Are lots of local yoga studios, musicians and artists participating, too?

Sacramento's bringing its own authenticity to it. The “community and the connection” pillar means supporting this community by trying to bring in teachers and artists and musicians from locally first. We have people from all over the festival circuit, but we're trying to bring people from Sacramento and Davis, Placerville and Grass Valley together, so people can actually go connect with a local teacher they can go take a class with, rather than a rock-star teacher from Los Angeles. So basically trying to integrate because a lot of the momentum for me came from seeing all these compartmentalized little communities, and being like, “These people need to come together.” They're all working with movement and creative expression and health and there's so much overlap here, but it's easy to be stuck in these little communities.

What kind of crowd do you expect to draw? Burners, people into yoga, music fans?

From the core internally, what I had good reach into was the yoga and wellness community. And then we're bringing in artists and musicians that people might come to the event from out of town to see. Ideally, people are having new experiences. They just get to do different dance classes, workshops, yoga—things that they haven't been exposed to. Integration is a big push, like giving people first-time, liberating, creative experiences. We have a community mural that you can walk up to and paint on at any point—things people are reluctant about, have self-doubt about, getting people to just throw that out and be uninhibited.
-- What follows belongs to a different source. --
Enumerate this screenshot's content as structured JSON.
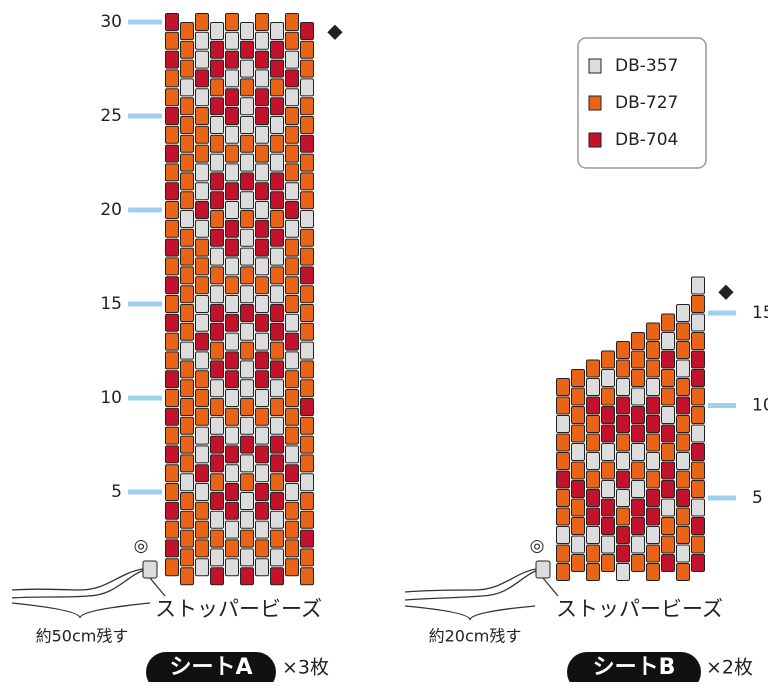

So, there’s a lot of interactive stuff?

That's something that regular festival attendees understand; that's the culture being created right now. Like some of these events—Coachella or Bonnaroo or Electric Daisy Carnival—they're events where you go pay a premium price and you are entertained, you witness. Versus something like Burning Man which is very participant-driven, and that's the culture that's been brought into these transformational gatherings. Bring your “you-ness.” We want you to be yourself, and some of that is we have people painting themselves up like mimes and doing circus performances—not on a stage, but just as they walk around and interact with people because they want to, you know?